Their witness teaches that it really is possible to be faithful to our Lord, even when it is sorely tempting to turn away from Him for whatever reason.  They made the ultimate witness to Christ not simply because they had a lot of will power and a high pain tolerance, but because they opened themselves to Him by the power of the Holy Spirit from the depths of their hearts.  That is not a matter of magic or a fit of emotion, but of uniting ourselves to Christ in humble faith and repentance such that His life becomes present in ours.  If we are truly in Him, then we will take up our crosses in faithfulness to the One Who ascended the Cross for our salvation.

If we wonder what cross we need to take up in order to acknowledge Him before others, a necessary place to start is with loving our enemies.  St. Silouan the Athonite saw the love of enemies as a clear sign of the healing presence of the Holy Spirit in one’s life.  He taught that when the soul “grows humble, the Lord gives her His grace, and then she prays for her enemies as for herself, and sheds scalding tears for the whole world.”  We must learn humility in order to pray for our enemies because of the strong temptation to self-righteous judgment.  That means we must abandon our prideful illusions of somehow being justified in condemning others and obsessing about their faults, which is simply a distraction from recognizing the truth about the weakness of our own souls.  Christ came not to destroy sinners, but to save them.  He said “Father, forgive them for they know not what they do” of those who nailed Him to the Cross as He died on it.  If we are truly conforming ourselves to Him by the power of the Holy Spirit, His merciful love will become characteristic of us.  There is no better indication of whether we are finding the healing of our souls than in how we respond to those we consider our foes.

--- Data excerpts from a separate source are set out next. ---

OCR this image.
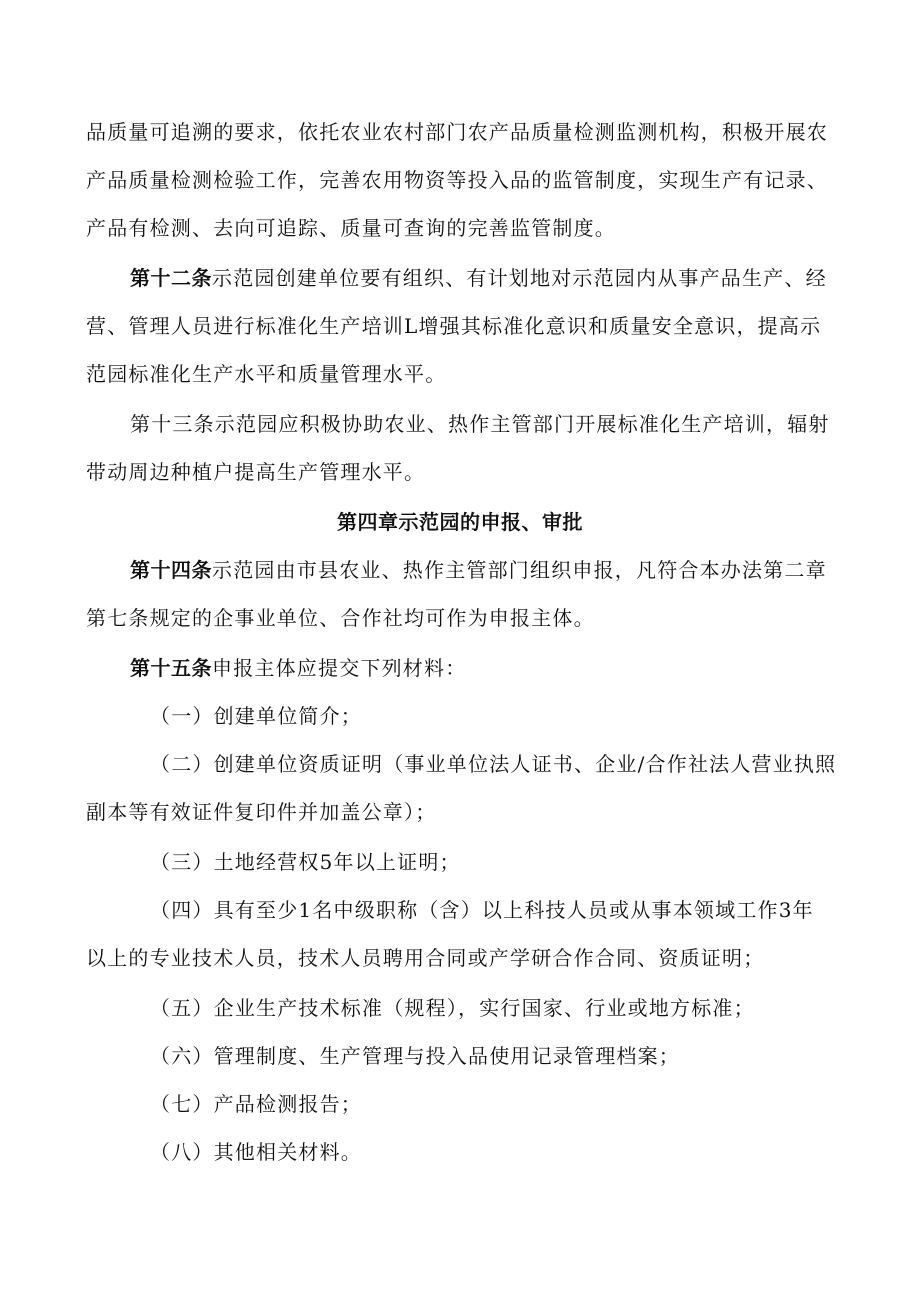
品质量可追溯的要求，依托农业农村部门农产品质量检测监测机构，积极开展农
产品质量检测检验工作，完善农用物资等投入品的监管制度，实现生产有记录、
产品有检测、去向可追踪、质量可查询的完善监管制度。
第十二条示范园创建单位要有组织、有计划地对示范园内从事产品生产、经
营、管理人员进行标准化生产培训L增强其标准化意识和质量安全意识，提高示
范园标准化生产水平和质量管理水平。
第十三条示范园应积极协助农业、热作主管部门开展标准化生产培训，辐射
带动周边种植户提高生产管理水平。
第四章示范园的申报、审批
第十四条示范园由市县农业、热作主管部门组织申报，凡符合本办法第二章
第七条规定的企事业单位、合作社均可作为申报主体。
第十五条申报主体应提交下列材料：
（一）创建单位简介；
（二）创建单位资质证明（事业单位法人证书、企业/合作社法人营业执照
副本等有效证件复印件并加盖公章）；
（三）土地经营权5年以上证明；
（四）具有至少1名中级职称（含）以上科技人员或从事本领域工作3年
以上的专业技术人员，技术人员聘用合同或产学研合作合同、资质证明；
（五）企业生产技术标准（规程），实行国家、行业或地方标准；
（六）管理制度、生产管理与投入品使用记录管理档案；
（七）产品检测报告；
（八）其他相关材料。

Many today think that it is a sign of weakness to love and forgive as Christ did because they value their own power, reputation, or interests in this world before running “the race that is set before us, looking to Jesus the pioneer and perfection of our faith.”  If we are truly in Him, then we must risk being last in the eyes of the world in order to enter into the joy of His Kingdom.  Instead of holding grudges, plotting for revenge, and figuring out how to gain victory over them, we must pray for the Lord’s merciful blessing on those who have wronged us.  We must ask God to forgive our sins by their prayers, for we know our own spiritual brokenness with much greater clarity than we could possibly know anyone else’s.  Regular use of the Jesus Prayer is a powerful tool for turning our hearts to God in true humility and away from the self-righteous judgment of others.

As we commemorate all the saints who have borne witness to Christ, let us gain the strength to follow their righteous example by embracing the path of humble forgiveness.  Let us acknowledge Him by how we treat those who have wronged us, for nothing else so clearly reveals the true state of our souls.

 

4 comments:

  1. When I read that passage from Hebrews this morning, I noticed for the first time that there was a contrast in it. There are saints who “won” in the sense that God performed some great work through them, which they survived to see and there are saints who “lost” in the sense that their great work cost them their lives, yet we find all of them standing on the winner’s podium. I could imagine it being important to make that contrast in that era when Christians generally found themselves on the “losing” side in this world.

  2. “That means we must abandon our prideful illusions of somehow being justified in condemning others and obsessing about their faults, which is simply a distraction from recognizing the truth about the weakness of our own souls. ” That is (at least, for me) the constant battle.